Hi everybody,
Need some help with NFS storage.
I am experiencing a strange behavior of nfs storage within swarm services, data is not consistent between the different replicas in different nodes.
In the first part, I deployed NFS volumes with simple container as a control test:
I am using the native NFS plugin
1- Persistent NFS volume with containers
Created volume with docker NFS driver
ajn@manager1 ~]$ docker volume create --driver local --opt type=nfs --opt o=addr=192.168.0.146,rw --opt device=:/var/nfs/general native-nfs
Run a container that mount a local directory to NFS volume
[ajn@manager1 ~]$ docker run --rm -it -v native-nfs:/data alpine
/ # ls /data
fromserver
/ #
It works fine because the file “fromserver” is created on NFS server and it is visible from container1 (OK)
Let’s create a file “fromcontainer1”
/ # touch /data/fromcontainer1
/ # exit
Now let’s create a second container and check container1 written data
[ajn@manager1 ~]$ docker run --rm -it -v native-nfs:/data alpine
/ # ls /data
fromcontainer1 fromserver
Data created rom the first container is visible from the second container (OK)

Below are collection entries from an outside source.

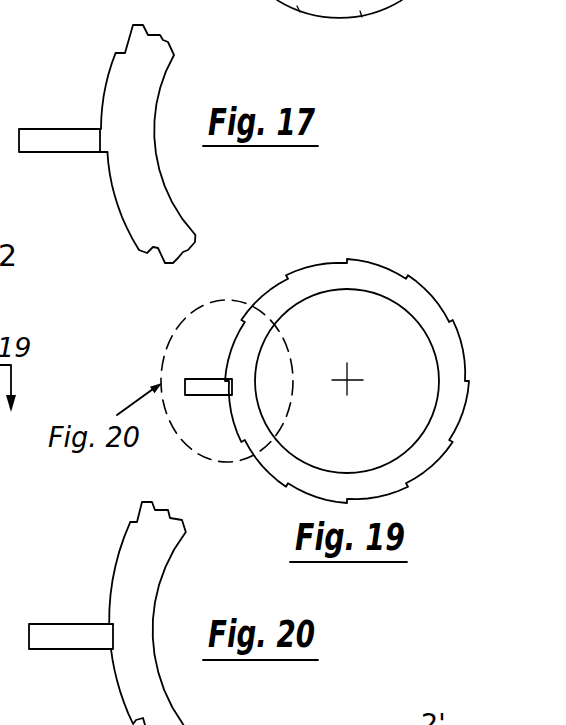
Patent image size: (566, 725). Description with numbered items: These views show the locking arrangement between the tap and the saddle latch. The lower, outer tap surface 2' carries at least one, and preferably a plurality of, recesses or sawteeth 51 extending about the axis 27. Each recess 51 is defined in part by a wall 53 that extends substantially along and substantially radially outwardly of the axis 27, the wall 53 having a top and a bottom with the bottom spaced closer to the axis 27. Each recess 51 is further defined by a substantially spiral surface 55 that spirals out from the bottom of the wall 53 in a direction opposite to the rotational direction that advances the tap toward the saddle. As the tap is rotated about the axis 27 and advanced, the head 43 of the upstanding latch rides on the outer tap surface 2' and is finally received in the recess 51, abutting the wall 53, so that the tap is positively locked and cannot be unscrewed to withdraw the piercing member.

In FIG. 19, the outer tap surface 2' is at (347, 356).
In FIG. 19, the axis 27 is at (353, 377).
In FIG. 17, the head 43 is at (50, 137).
In FIG. 19, the head 43 is at (210, 379).
In FIG. 20, the head 43 is at (65, 637).
In FIG. 19, the recess 51 is at (218, 409).
In FIG. 17, the wall 53 is at (106, 157).
In FIG. 20, the wall 53 is at (110, 623).
In FIG. 17, the spiral surface 55 is at (113, 82).
In FIG. 20, the spiral surface 55 is at (115, 565).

2- Persistent NFS volume with swarm service
Now, let’s test NFS storage with services.
We keep the same volume created in part1:
[ajn@manager1 ~]$ docker volume ls
DRIVER VOLUME NAME
local native-nfs
Launched the service
[ajn@manager1 ~]$ docker service create --name serviceweb1 -p 80:80 --mount source=native-nfs,target=/data --detach=false --replicas 3 nginx
x84mzibymv9ju4nx4eicq83hh
overall progress: 3 out of 3 tasks
1/3: running
2/3: running
3/3: running
verify: Service converged
[ajn@manager1 ~]$ docker service ps serviceweb1
ID NAME IMAGE NODE DESIRED STATE CURRENT STATE ERROR PORTS
jjnlx1mceoem serviceweb1.1 nginx:latest worker3.ajnouri.com Running Running less than a second ago
lguwb24jrnuw serviceweb1.2 nginx:latest manager1.ajnouri.com Running Running 40 seconds ago
ku833ahrgw9l serviceweb1.3 nginx:latest worker1.ajnouri.com Running Running 39 seconds ago
Let’s access “serviceweb1.1” container from the manager1 node:
[ajn@manager1 ~]$ docker ps
CONTAINER ID IMAGE COMMAND CREATED STATUS PORTS NAMES
b89267982ae2 nginx:latest “nginx -g 'daemon of_” 2 minutes ago Up 2 minutes 80/tcp serviceweb1.2.lguwb24jrnuw3h6ahtkw7wta9
let’s check peristent stogare from serviceweb1.2
[ajn@manager1 ~]$ docker exec b89267982ae2 ls /data
fromcontainer1
fromcontainer2
fromserver
So far so good, the replica on the manager connects to NFS storage (OK)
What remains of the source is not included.